Батарея под окном булькала, как умирающий, которому забыли дать воды. Лампа дневного света гудела и мигала – раз в минуту, ровно, как метроном, отсчитывающий время до катастрофы. Пепельница на краю стола давно переполнилась, окурки лежали прямо на бумагах, на подоконнике, в блюдце из-под кофе. Воздух был спёртый, прокуренный до желтизны, пропитанный кофейной гущей и тем кислым запахом отчаяния, что остаётся навсегда – шрамом, ожогом, памятью о том, что хотелось бы забыть.
* * *
Андрей сидел в углу у батареи, подтянув ноги, – маленький, сгорбленный, в пальто, которое не снимал третий день, – в кабинете было холодно, за отопление не заплатили, впрочем, за что тут было заплачено? Блокнот на коленях, карандаш между пальцами – составлял списки кредиторов, и от этих списков бросало в пот, как от врачебного диагноза. Вместо «Варум – новый клип – MTV» значилось: «Типография – 40 000 – могут подождать, директор в отпуске, секретарша берёт». «Завод – 80 000 – будут давить, у них план». «Инкомбанк – 120 000 – три звёздочки».

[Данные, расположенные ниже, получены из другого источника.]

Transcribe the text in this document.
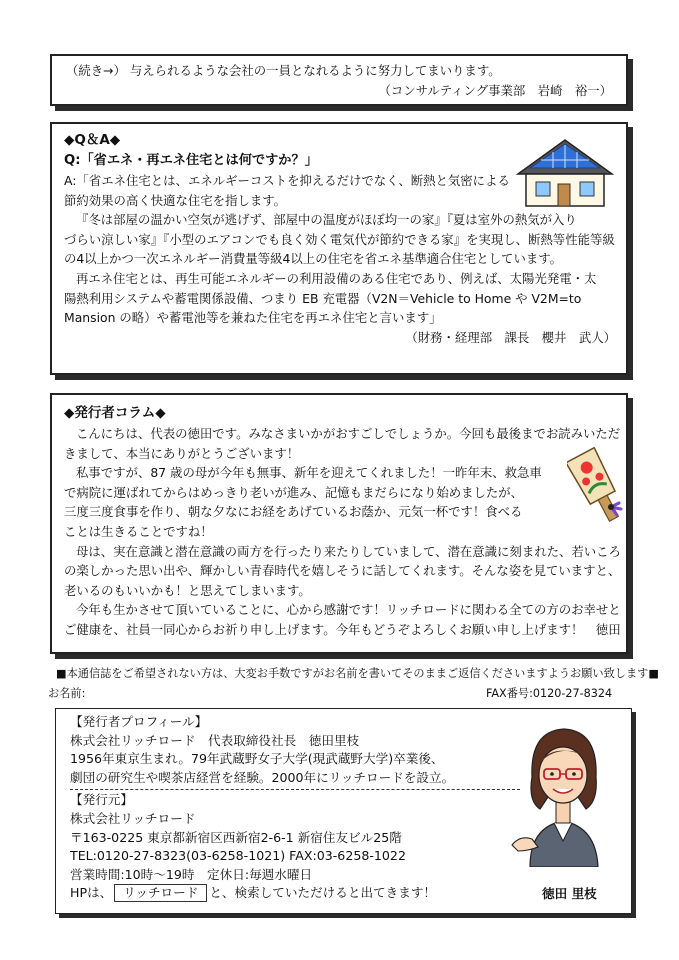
（続き→） 与えられるような会社の一員となれるように努力してまいります。

（コンサルティング事業部　岩崎　裕一）

◆Q＆A◆

Q:「省エネ・再エネ住宅とは何ですか？」

A:「省エネ住宅とは、エネルギーコストを抑えるだけでなく、断熱と気密による

節約効果の高く快適な住宅を指します。

『冬は部屋の温かい空気が逃げず、部屋中の温度がほぼ均一の家』『夏は室外の熱気が入り

づらい涼しい家』『小型のエアコンでも良く効く電気代が節約できる家』を実現し、断熱等性能等級

の4以上かつ一次エネルギー消費量等級4以上の住宅を省エネ基準適合住宅としています。

再エネ住宅とは、再生可能エネルギーの利用設備のある住宅であり、例えば、太陽光発電・太

陽熱利用システムや蓄電関係設備、つまり EB 充電器（V2N＝Vehicle to Home や V2M=to

Mansion の略）や蓄電池等を兼ねた住宅を再エネ住宅と言います」

（財務・経理部　課長　櫻井　武人）

◆発行者コラム◆

こんにちは、代表の徳田です。みなさまいかがおすごしでしょうか。今回も最後までお読みいただ

きまして、本当にありがとうございます！

私事ですが、87 歳の母が今年も無事、新年を迎えてくれました！一昨年末、救急車

で病院に運ばれてからはめっきり老いが進み、記憶もまだらになり始めましたが、

三度三度食事を作り、朝な夕なにお経をあげているお蔭か、元気一杯です！食べる

ことは生きることですね！

母は、実在意識と潜在意識の両方を行ったり来たりしていまして、潜在意識に刻まれた、若いころ

の楽しかった思い出や、輝かしい青春時代を嬉しそうに話してくれます。そんな姿を見ていますと、

老いるのもいいかも！と思えてしまいます。

今年も生かさせて頂いていることに、心から感謝です！リッチロードに関わる全ての方のお幸せと

ご健康を、社員一同心からお祈り申し上げます。今年もどうぞよろしくお願い申し上げます！　徳田

■本通信誌をご希望されない方は、大変お手数ですがお名前を書いてそのままご返信くださいますようお願い致します■
お名前:	FAX番号:0120-27-8324

【発行者プロフィール】

株式会社リッチロード　代表取締役社長　徳田里枝

1956年東京生まれ。79年武蔵野女子大学(現武蔵野大学)卒業後、

劇団の研究生や喫茶店経営を経験。2000年にリッチロードを設立。

【発行元】

株式会社リッチロード

〒163-0225 東京都新宿区西新宿2-6-1 新宿住友ビル25階

TEL:0120-27-8323(03-6258-1021) FAX:03-6258-1022

営業時間:10時～19時　定休日:毎週水曜日

HPは、 リッチロード と、検索していただけると出てきます！	徳田 里枝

Три звёздочки означали максимальную опасность – как на бутылке коньяка, только коньяк от звёздочек благороднее, а долг – злее. Три звёздочки – это люди с короткими стрижками и длинными руками, не умеющие договариваться, зато мастера объяснять так, что потом долго болит. Андрей поставил их и обвёл кружком – дважды, жирно, – и от этого кружка карандаш в пальцах задрожал.
Борис Семёнович колдовал над калькулятором – старым, брежневским, с западающими клавишами и треснувшим экраном, показывавшим цифры только под нужным углом. Костлявые пальцы бегали по кнопкам, губы шевелились, очки в роговой оправе то сползали на кончик носа, то задвигались обратно – и снова цифры, и снова покачивание седой головой – результат не менялся, сколько ни жми, как не изменится надпись на надгробии, сколько ни скреби.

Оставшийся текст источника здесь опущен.